Apoptosis in nonalcoholic fatty liver disease: diagnostic and therapeutic implications

Abstract

Pathological increases in cell death in the liver as well as in peripheral tissues has emerged as an important mechanism involved in the development and progression of nonalcoholic fatty liver disease (NAFLD). An increase in hepatocyte cell death by apoptosis is typically present in patients with NAFLD and in experimental models of steatohepatitis, while an increase in adipocyte cell death in visceral adipose tissue may be an important mechanism triggering insulin resistance and hepatic steatosis. The two fundamental pathways of apoptosis, the extrinsic (death receptor-mediated) and intrinsic (organelle-initiated) pathways, are both involved. This article summarizes the current knowledge related to the distinct molecular and biochemical pathways of cell death involved in NAFLD pathogenesis. In particular, it will highlight the efforts for the development of both novel diagnostic and therapeutic strategies based on this knowledge.

Figure 1

Hematoxylin and eosin-stained liver tissue showing apoptotic hepatocytes (arrow) in a patient with nonalcoholic steatohepatitis (magnification ×200).

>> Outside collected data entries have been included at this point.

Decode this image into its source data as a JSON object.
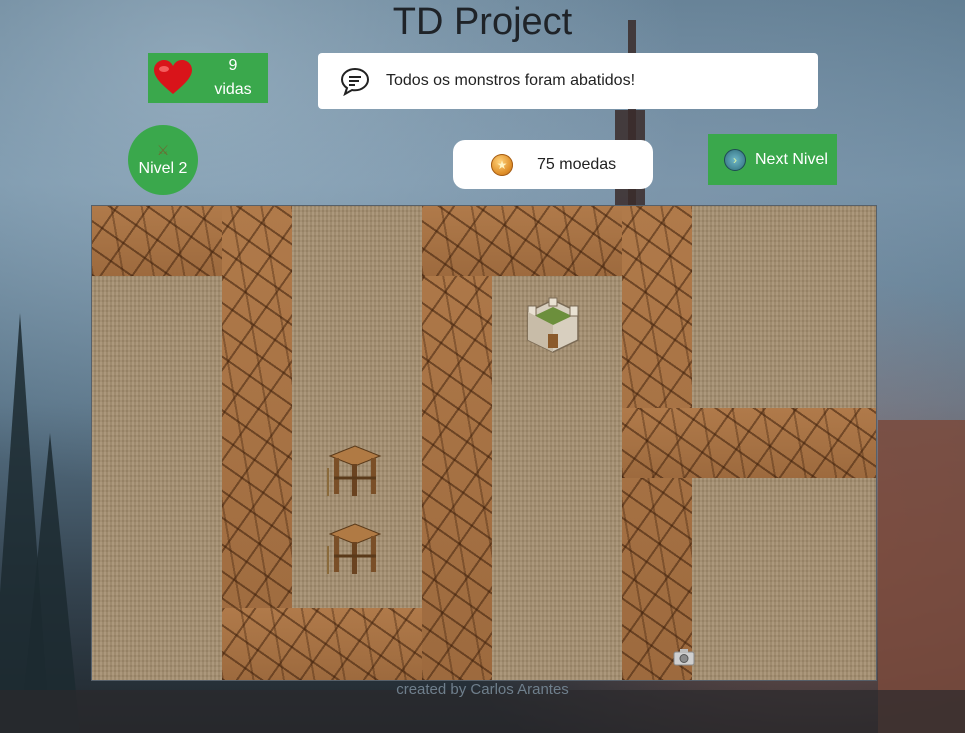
{
  "header": {
    "title": "TD Project"
  },
  "lives": {
    "count": "9",
    "label": "vidas",
    "icon": "heart-icon"
  },
  "message": {
    "text": "Todos os monstros foram abatidos!",
    "icon": "chat-icon"
  },
  "level": {
    "label": "Nivel 2",
    "icon": "swords-icon"
  },
  "coins": {
    "label": "75 moedas",
    "icon": "coin-icon"
  },
  "next_button": {
    "label": "Next Nivel",
    "icon": "arrow-right-icon"
  },
  "board": {
    "towers": [
      {
        "type": "castle-tower"
      },
      {
        "type": "wooden-tower"
      },
      {
        "type": "wooden-tower"
      }
    ]
  },
  "footer": {
    "credit": "created by Carlos Arantes"
  },
  "colors": {
    "accent_green": "#3aa84c",
    "title": "#1f2328",
    "path": "#a66f42",
    "grass": "#a48e6e"
  }
}
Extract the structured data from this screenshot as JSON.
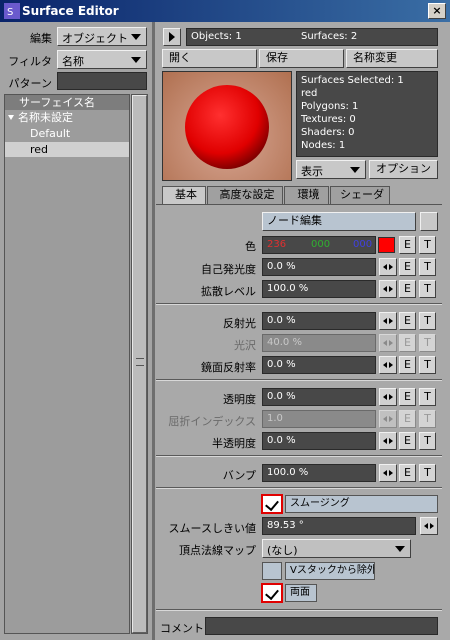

Figure 2. Apoptotic pathways in nonalcoholic fatty liver disease

Apoptosis occurs via two molecular pathways, extrinsic and intrinsic. The extrinsic pathway involves death ligand-induced activation of receptors, resulting in the formation of the death complex. The intrinsic pathway is activated by cellular stress and mitochondrial dysfunction. ER stress can induce apoptosis through JNK and CHOP, which activate the proapoptotic protein Bax, leading to mitochondrial dysfunction. Both apoptotic pathways activate intracellular proteases, the caspases, that cleave cell components in an organized way. The engulfment of the resulting apoptotic bodies by Kupffer cells promotes hepatic fibrosis and inflammation through the activation of stellate cells and the release of cytokines. CHOP: C/EBP homologous protein; Cyto c: Cytochrome c; ER: Endoplasmic reticulum; FasL: Fas ligand; PERK: PKR-like ER kinase; TRAIL: TNF-related apoptosis-inducing ligand.

Figure 3. Cytokeratin 18 and soluble Fas levels as noninvasive markers for nonalcoholic steatohepatitis

Caspase 3-generated CK18 fragments are produced during hepatocyte apoptosis and can be detected using a monoclonal antibody (M30), both in the liver and in blood. The Fas–Fas ligand complex is a key part of the extrinsic pathway in the hepatocyte apoptotic cascade, and soluble Fas can be measured in the serum using ELISA. CK18: Cytokeratin 18.